Die Schweiz hat ebenfalls zur Genehmigung beigetragen. Labor Spiez ist eines von mehreren Instituten, die die Wirksamkeit und Verträglichkeit des Impfstoffs untersucht haben. Es ist der einzige Ort in der Schweiz, an dem gefährliche Substanzen wie Ebola erforscht werden können.

"Das Spiez-Labor untersuchte die virusneutralisierende Wirkung von Antikörpern auf Personen, die den Impfstoff erhielten", sagt der Virologe Olivier Engler, der in Spiez den Ebola-Impfstoff erforscht. Die bei bestimmten Impfstoffdosen produzierten neutralisierenden Antikörper wurden bestimmt. "Neben anderen Parametern, die an Instituten in Europa, den USA und Afrika untersucht wurden, konnte ein gutes Gesamtbild der induzierten Immunantwort generiert werden, das zur Zulassung des Impfstoffs beitrug", so Engler.

Schutzwirkung von 97,5 Prozent

Der Impfstoff wird bereits im Epidemiegebiet des Kongo aufgrund einer speziellen Vorschrift eingesetzt: des "Compassionate Use" -Protokolls, bei dem Medikamente bereits vor der Zulassung in sehr schweren Fällen eingesetzt werden. In diesem Fall soll eine weitere Verbreitung des Virus in Afrika und im Rest der Welt verhindert werden.

Die Verwendung des Impfstoffs im Kongo eröffnete den Weg, seine Wirksamkeit zu testen. Die Maßnahme erwies sich in ersten Analysen als sehr effektiv. Laut einer WHO-Studie mit Daten aus der Epidemie hat es eine Schutzwirkung von 97,5 Prozent.

Die Zulassung und das grüne Licht der WHO sollten nun das Impfprogramm in den betroffenen Ländern beschleunigen.
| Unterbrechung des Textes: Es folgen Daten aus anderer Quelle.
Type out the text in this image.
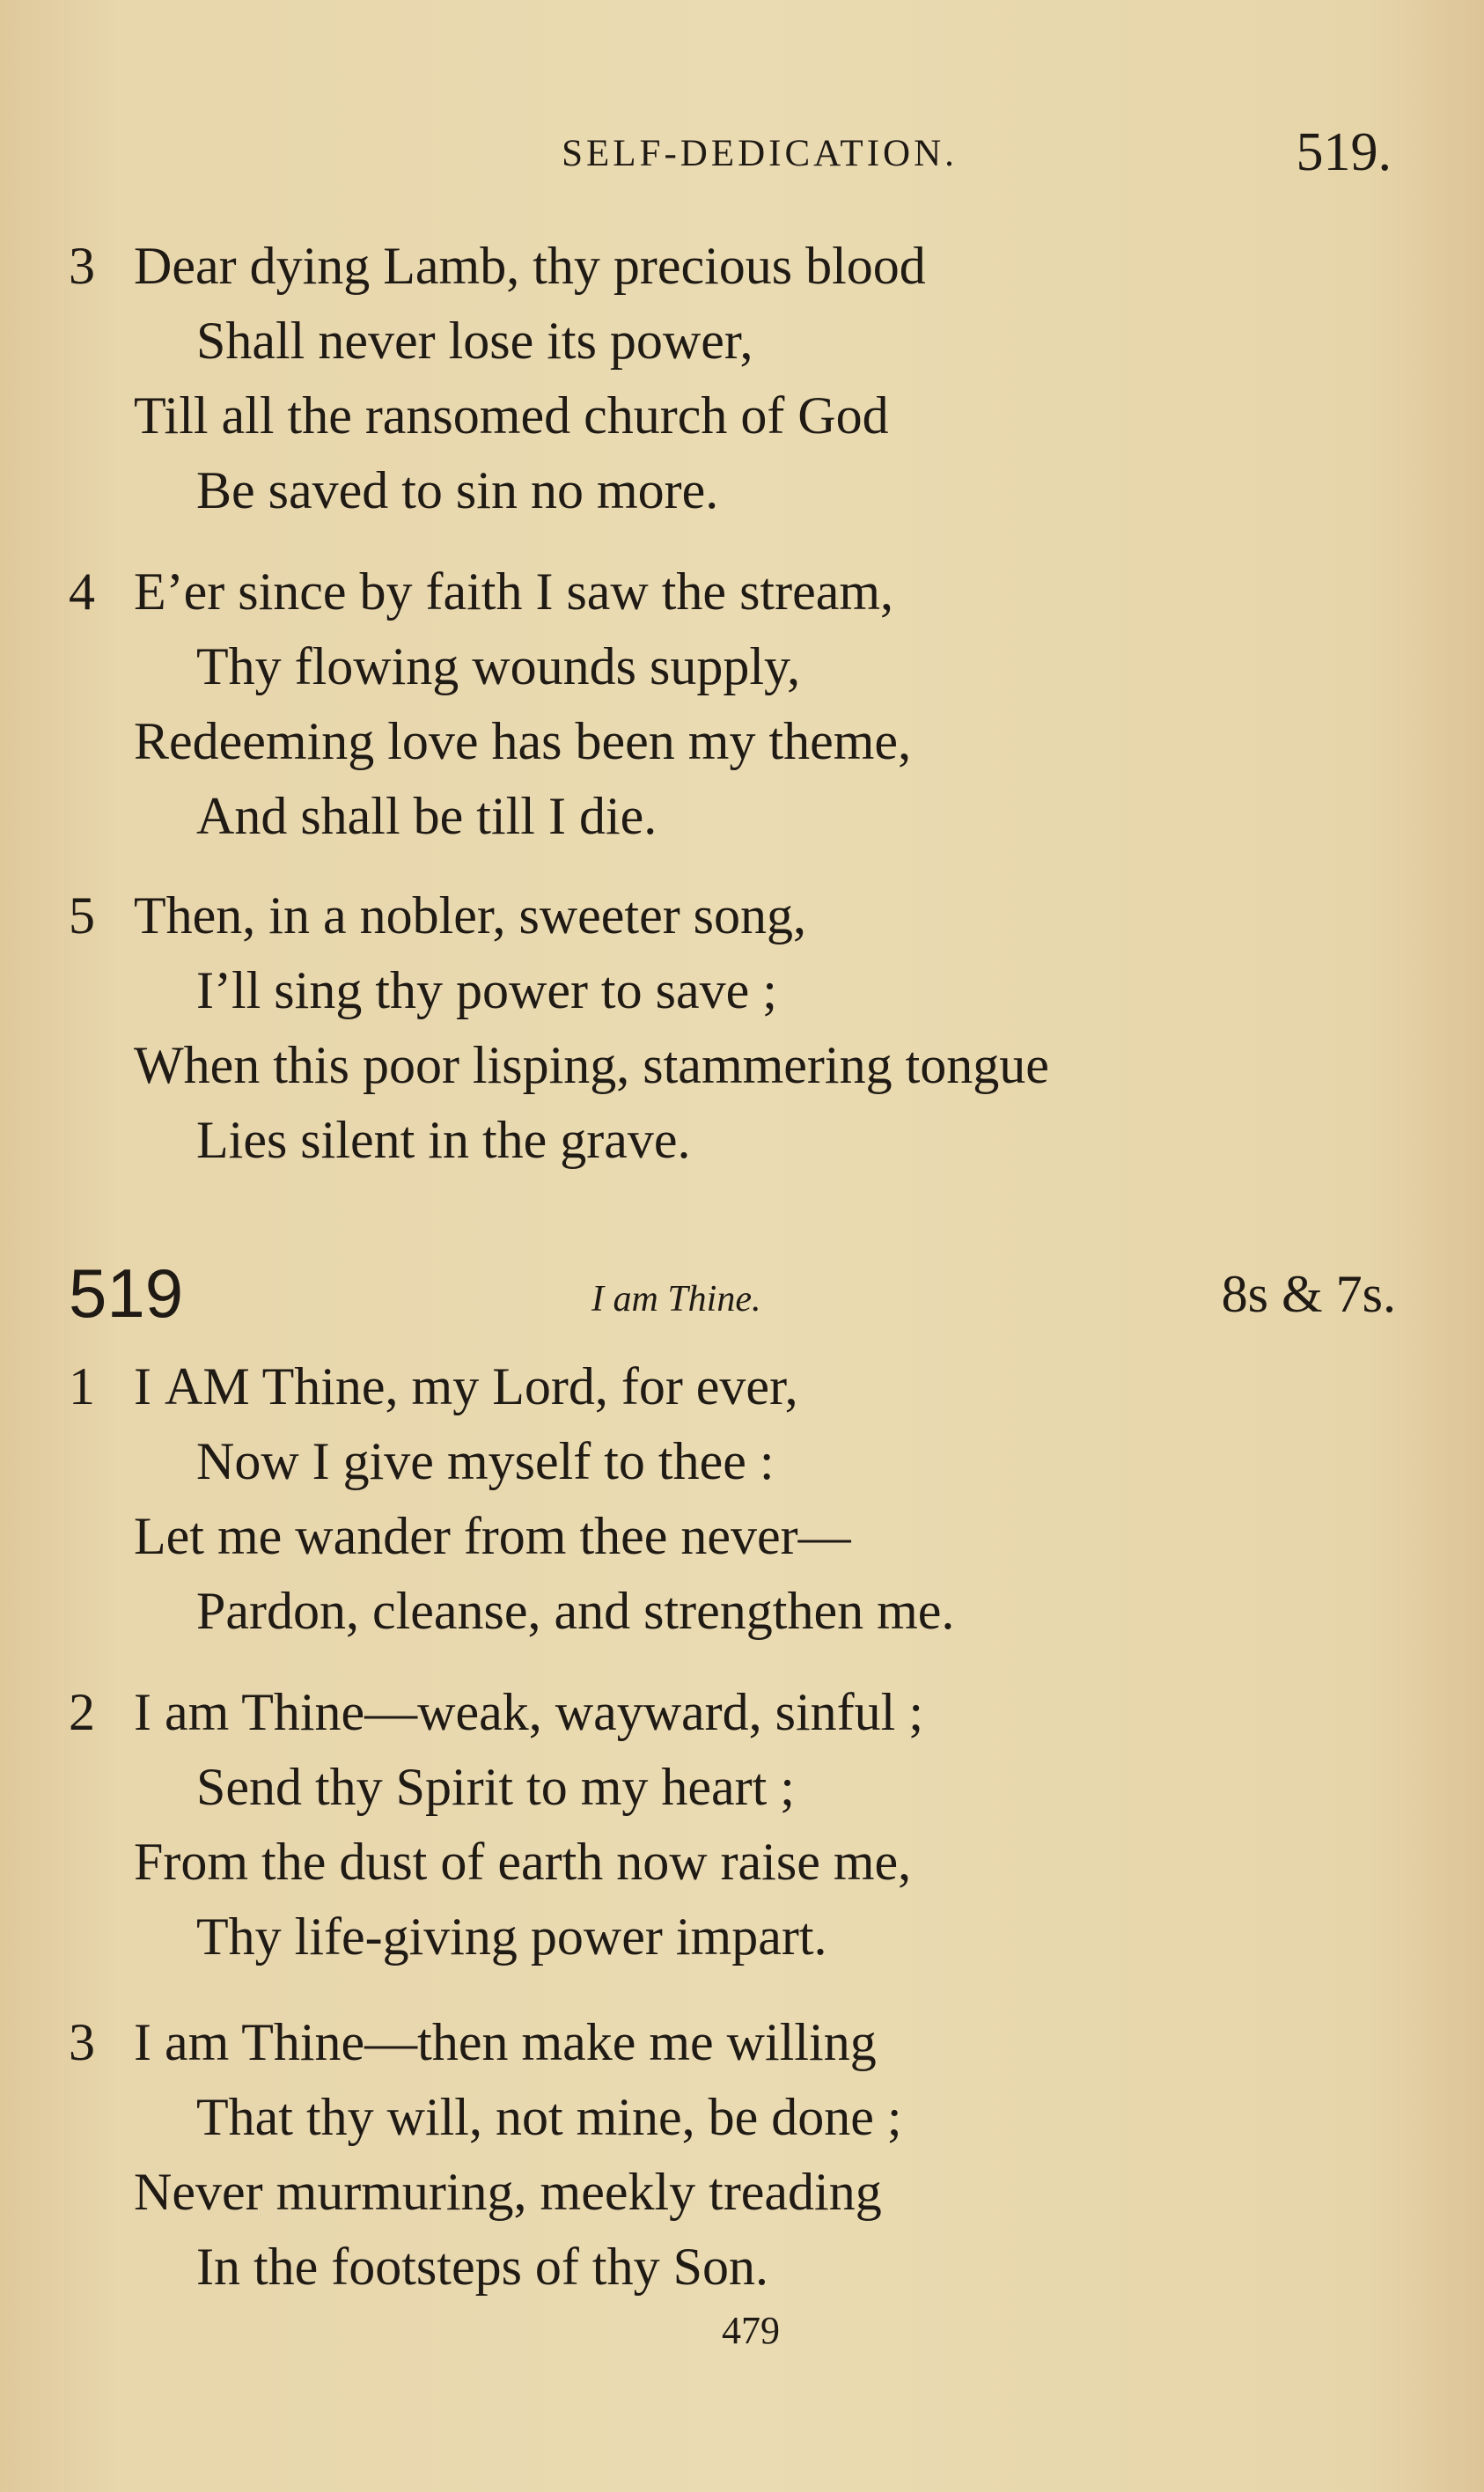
SELF-DEDICATION.	519.
3 Dear dying Lamb, thy precious blood
Shall never lose its power,
Till all the ransomed church of God
Be saved to sin no more.
4 E’er since by faith I saw the stream,
Thy flowing wounds supply,
Redeeming love has been my theme,
And shall be till I die.
5 Then, in a nobler, sweeter song,
I’ll sing thy power to save ;
When this poor lisping, stammering tongue
Lies silent in the grave.
519	I am Thine.	8s & 7s.
1 I AM Thine, my Lord, for ever,
Now I give myself to thee :
Let me wander from thee never—
Pardon, cleanse, and strengthen me.
2 I am Thine—weak, wayward, sinful ;
Send thy Spirit to my heart ;
From the dust of earth now raise me,
Thy life-giving power impart.
3 I am Thine—then make me willing
That thy will, not mine, be done ;
Never murmuring, meekly treading
In the footsteps of thy Son.
479
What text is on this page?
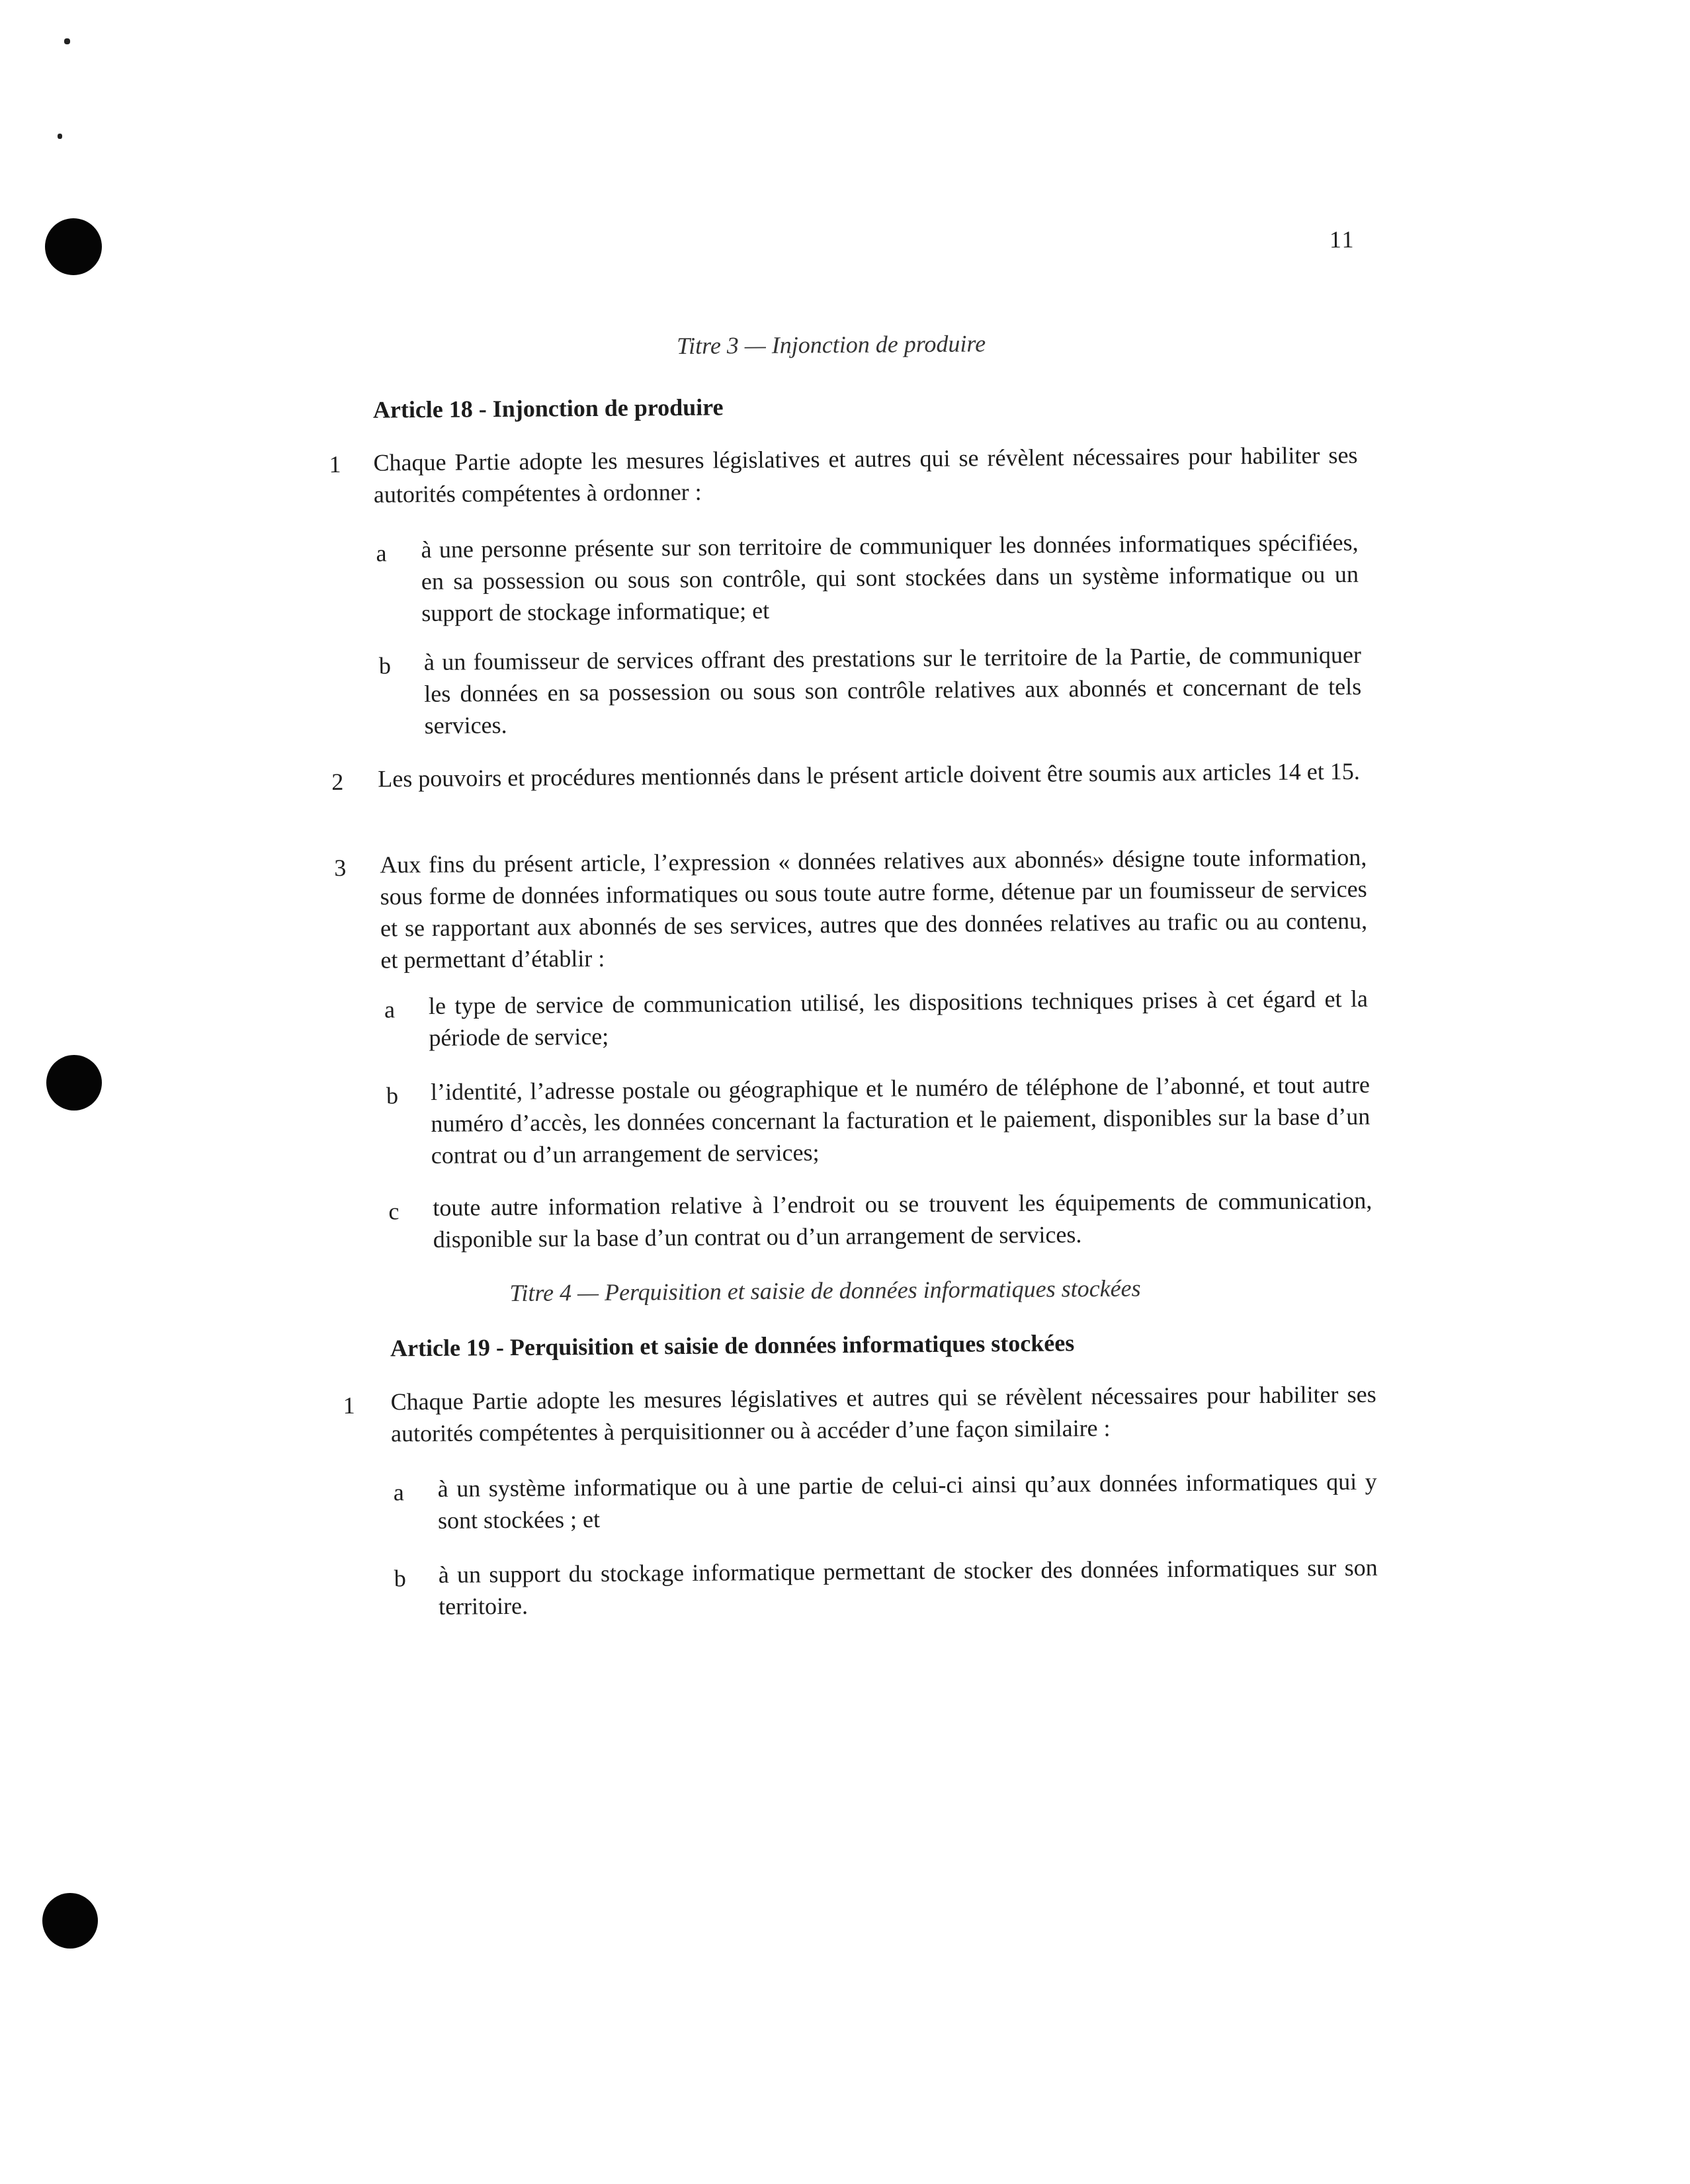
11
Titre 3 — Injonction de produire
Article 18 - Injonction de produire
1 Chaque Partie adopte les mesures législatives et autres qui se révèlent nécessaires pour habiliter ses autorités compétentes à ordonner :
a à une personne présente sur son territoire de communiquer les données informatiques spécifiées, en sa possession ou sous son contrôle, qui sont stockées dans un système informatique ou un support de stockage informatique; et
b à un foumisseur de services offrant des prestations sur le territoire de la Partie, de communiquer les données en sa possession ou sous son contrôle relatives aux abonnés et concernant de tels services.
2 Les pouvoirs et procédures mentionnés dans le présent article doivent être soumis aux articles 14 et 15.
3 Aux fins du présent article, l’expression « données relatives aux abonnés» désigne toute information, sous forme de données informatiques ou sous toute autre forme, détenue par un foumisseur de services et se rapportant aux abonnés de ses services, autres que des données relatives au trafic ou au contenu, et permettant d’établir :
a le type de service de communication utilisé, les dispositions techniques prises à cet égard et la période de service;
b l’identité, l’adresse postale ou géographique et le numéro de téléphone de l’abonné, et tout autre numéro d’accès, les données concernant la facturation et le paiement, disponibles sur la base d’un contrat ou d’un arrangement de services;
c toute autre information relative à l’endroit ou se trouvent les équipements de communication, disponible sur la base d’un contrat ou d’un arrangement de services.
Titre 4 — Perquisition et saisie de données informatiques stockées
Article 19 - Perquisition et saisie de données informatiques stockées
1 Chaque Partie adopte les mesures législatives et autres qui se révèlent nécessaires pour habiliter ses autorités compétentes à perquisitionner ou à accéder d’une façon similaire :
a à un système informatique ou à une partie de celui-ci ainsi qu’aux données informatiques qui y sont stockées ; et
b à un support du stockage informatique permettant de stocker des données informatiques sur son territoire.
Viele Entwicklungsländer verwenden die Empfehlungen der WHO als Entscheidungsgrundlage für die Zulassung von Arzneimitteln und Impfstoffen.

Mindestens 2.100 Menschen sind an Ebola gestorben

Im Kongo sind seit Frühsommer 2018 mindestens 2.100 Menschen an Ebola gestorben. Mit der sogenannten Ringimpfung wollen Sie die Epidemie in den Griff bekommen. Während des Prozesses werden zuerst diejenigen geimpft, die in direktem Kontakt mit den Infizierten standen. Die Umgebung wird dann geimpft, was eine Art Schutzring um die Patienten bildet.

Es reicht jedoch nicht aus, es alleine zu tun. "Derzeit ist es hauptsächlich die politische Situation und die unsichere Sicherheitslage im Kongo, die eine wirksame Eindämmung des Kongo-Ausbruchs verhindert", sagt Olivier Engler.

Inzwischen wird in Spiez weiter geforscht. Ab Anfang nächsten Jahres wird dort die Langzeitwirkung des Impfstoffs untersucht. Darüber hinaus ist eine Studie für unter 18-Jährige geplant, so dass auch eine Lizenz für Kinder und Jugendliche besteht.